I was reminded of this in the first days of my community shutting down. Thanks to great leadership within our city’s youth services team, a mix of community agencies and organizations came together in a virtual space to update each other. Everyone looked a bit dazed and barely had time for the meeting, but I remember someone saying out loud, “I’m worried about our youth.” It was a grounding statement in the midst of the chaos. We all were worried about them and we realized we could do more to address that worry by being smart with our resources.  

Those resources may be limited for some time. However, that has never stopped youth services professionals, who regularly make fun activities out of scraps of paper and glue. 

You can take steps towards this effort with a simple check in. Call or email an agency or organization serving youth and tell them you want to help add the library’s resources to their efforts. They may not know you can teach youth how to use a library database or check out eBooks, or have a virtual or call-in book chat with them. They may not realize you have virtual services at all. 

Partnerships can vary from small collaborations, to more extensive services. Here’s a few examples that Sacramento Public Library has contributed to since March:

  • Provided leftover summer reading prize books as giveaways to city emergency lunch sites for youth. Families drove through to get meals for their children and also got books to keep them reading. 
  • Twice a week, youth services librarians do virtual Zoom visits to a group of emergency child care centers set up by the City of Sacramento for children of essential workers. The visits are projected on screens at each site and library staff can see and interact with youth at multiple sites at once as they read stories and share songs and games. 
  • The Library partnered with the local transit authority and the city to address the lack of internet access to help create Wi-Fi buses that move around the city, parking for a day in different locations. 

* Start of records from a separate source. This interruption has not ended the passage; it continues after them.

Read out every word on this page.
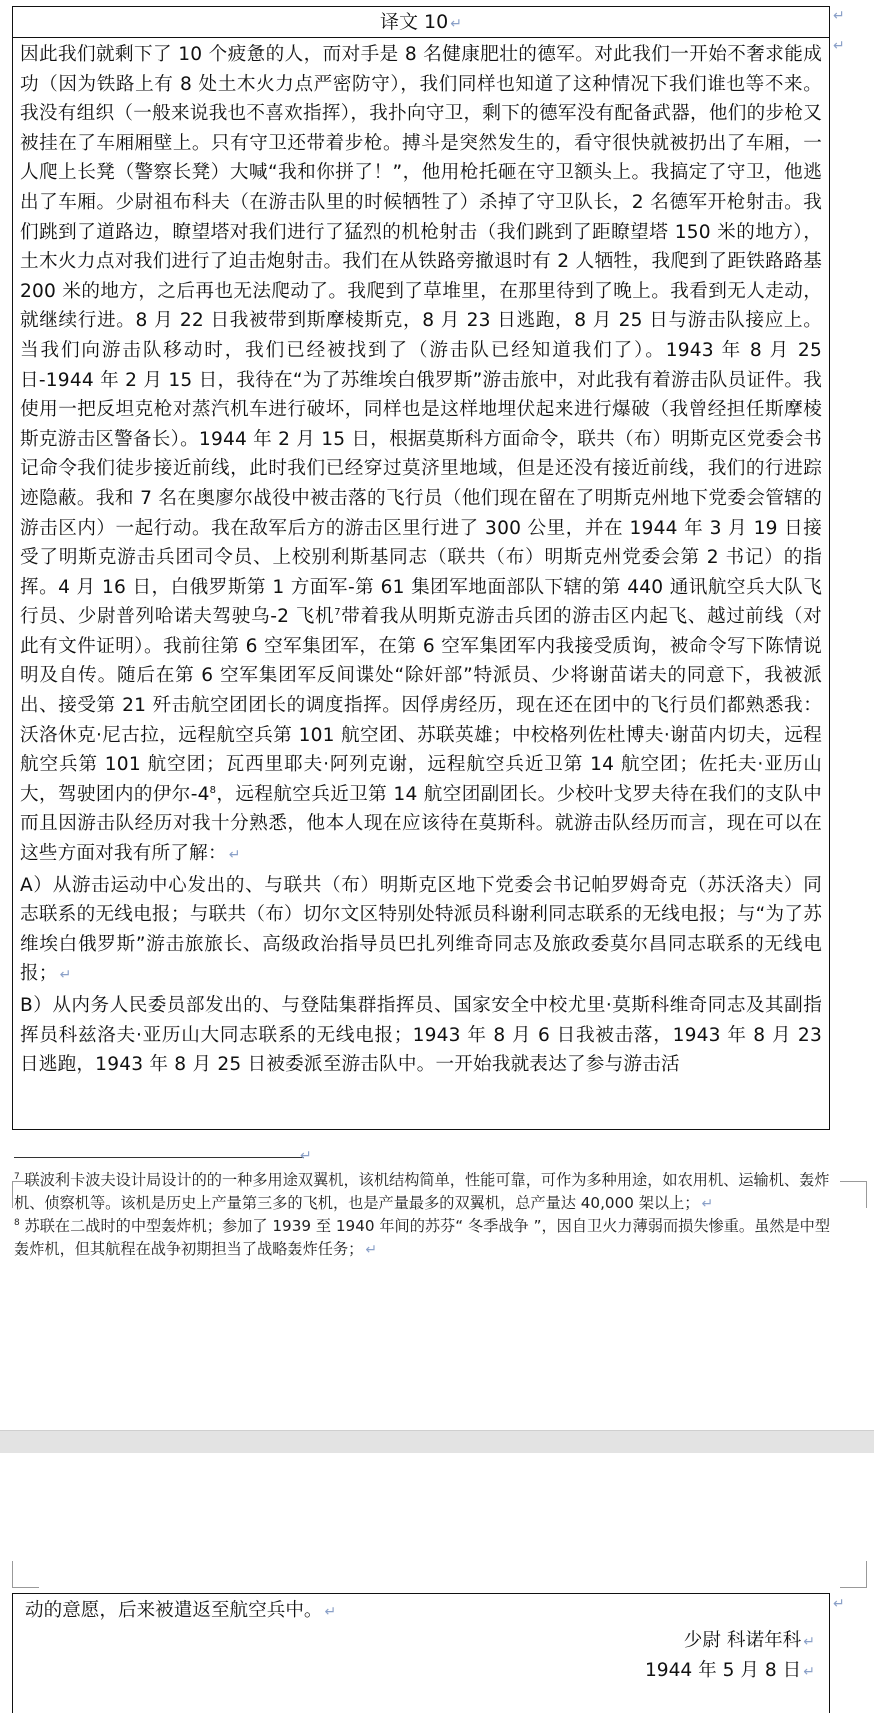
译文 10 ↵

因此我们就剩下了 10 个疲惫的人，而对手是 8 名健康肥壮的德军。对此我们一开始不奢求能成功（因为铁路上有 8 处土木火力点严密防守），我们同样也知道了这种情况下我们谁也等不来。我没有组织（一般来说我也不喜欢指挥），我扑向守卫，剩下的德军没有配备武器，他们的步枪又被挂在了车厢厢壁上。只有守卫还带着步枪。搏斗是突然发生的，看守很快就被扔出了车厢，一人爬上长凳（警察长凳）大喊“我和你拼了！”，他用枪托砸在守卫额头上。我搞定了守卫，他逃出了车厢。少尉祖布科夫（在游击队里的时候牺牲了）杀掉了守卫队长，2 名德军开枪射击。我们跳到了道路边，瞭望塔对我们进行了猛烈的机枪射击（我们跳到了距瞭望塔 150 米的地方），土木火力点对我们进行了迫击炮射击。我们在从铁路旁撤退时有 2 人牺牲，我爬到了距铁路路基 200 米的地方，之后再也无法爬动了。我爬到了草堆里，在那里待到了晚上。我看到无人走动，就继续行进。8 月 22 日我被带到斯摩棱斯克，8 月 23 日逃跑，8 月 25 日与游击队接应上。当我们向游击队移动时，我们已经被找到了（游击队已经知道我们了）。1943 年 8 月 25 日-1944 年 2 月 15 日，我待在“为了苏维埃白俄罗斯”游击旅中，对此我有着游击队员证件。我使用一把反坦克枪对蒸汽机车进行破坏，同样也是这样地埋伏起来进行爆破（我曾经担任斯摩棱斯克游击区警备长）。1944 年 2 月 15 日，根据莫斯科方面命令，联共（布）明斯克区党委会书记命令我们徒步接近前线，此时我们已经穿过莫济里地域，但是还没有接近前线，我们的行进踪迹隐蔽。我和 7 名在奥廖尔战役中被击落的飞行员（他们现在留在了明斯克州地下党委会管辖的游击区内）一起行动。我在敌军后方的游击区里行进了 300 公里，并在 1944 年 3 月 19 日接受了明斯克游击兵团司令员、上校别利斯基同志（联共（布）明斯克州党委会第 2 书记）的指挥。4 月 16 日，白俄罗斯第 1 方面军-第 61 集团军地面部队下辖的第 440 通讯航空兵大队飞行员、少尉普列哈诺夫驾驶乌-2 飞机$^7$带着我从明斯克游击兵团的游击区内起飞、越过前线（对此有文件证明）。我前往第 6 空军集团军，在第 6 空军集团军内我接受质询，被命令写下陈情说明及自传。随后在第 6 空军集团军反间谍处“除奸部”特派员、少将谢苗诺夫的同意下，我被派出、接受第 21 歼击航空团团长的调度指挥。因俘虏经历，现在还在团中的飞行员们都熟悉我：沃洛休克·尼古拉，远程航空兵第 101 航空团、苏联英雄；中校格列佐杜博夫·谢苗内切夫，远程航空兵第 101 航空团；瓦西里耶夫·阿列克谢，远程航空兵近卫第 14 航空团；佐托夫·亚历山大，驾驶团内的伊尔$-4^8$，远程航空兵近卫第 14 航空团副团长。少校叶戈罗夫待在我们的支队中而且因游击队经历对我十分熟悉，他本人现在应该待在莫斯科。就游击队经历而言，现在可以在这些方面对我有所了解： ↵

A）从游击运动中心发出的、与联共（布）明斯克区地下党委会书记帕罗姆奇克（苏沃洛夫）同志联系的无线电报；与联共（布）切尔文区特别处特派员科谢利同志联系的无线电报；与“为了苏维埃白俄罗斯”游击旅旅长、高级政治指导员巴扎列维奇同志及旅政委莫尔昌同志联系的无线电报； ↵

B）从内务人民委员部发出的、与登陆集群指挥员、国家安全中校尤里·莫斯科维奇同志及其副指挥员科兹洛夫·亚历山大同志联系的无线电报；1943 年 8 月 6 日我被击落，1943 年 8 月 23 日逃跑，1943 年 8 月 25 日被委派至游击队中。一开始我就表达了参与游击活

↵
↵
↵

$^7$ 联波利卡波夫设计局设计的的一种多用途双翼机，该机结构简单，性能可靠，可作为多种用途，如农用机、运输机、轰炸机、侦察机等。该机是历史上产量第三多的飞机，也是产量最多的双翼机，总产量达 40,000 架以上； ↵

$^8$ 苏联在二战时的中型轰炸机；参加了 1939 至 1940 年间的苏芬“ 冬季战争 ”，因自卫火力薄弱而损失惨重。虽然是中型轰炸机，但其航程在战争初期担当了战略轰炸任务； ↵

动的意愿，后来被遣返至航空兵中。 ↵
少尉 科诺年科 ↵
1944 年 5 月 8 日 ↵
↵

Regardless of the size of the initial effort, I have seen that partnerships built from good will often grow beyond my expectations because so much trust results from the initial work. There are also huge benefits that come when community partners get a better idea of what libraries do. They shift from being passive supporters to advocates who can speak to our value, which is something we will all need more than ever.

So, as we all start over, let’s form new links in the community and build the groundwork for all sorts of future efforts to grow and blossom.

This post addresses ALSC Core competencies I, II, III, and V

Donna Zick is the Early Learning Specialist with the Sacramento Public Library and serves on the Building Partnerships Committee.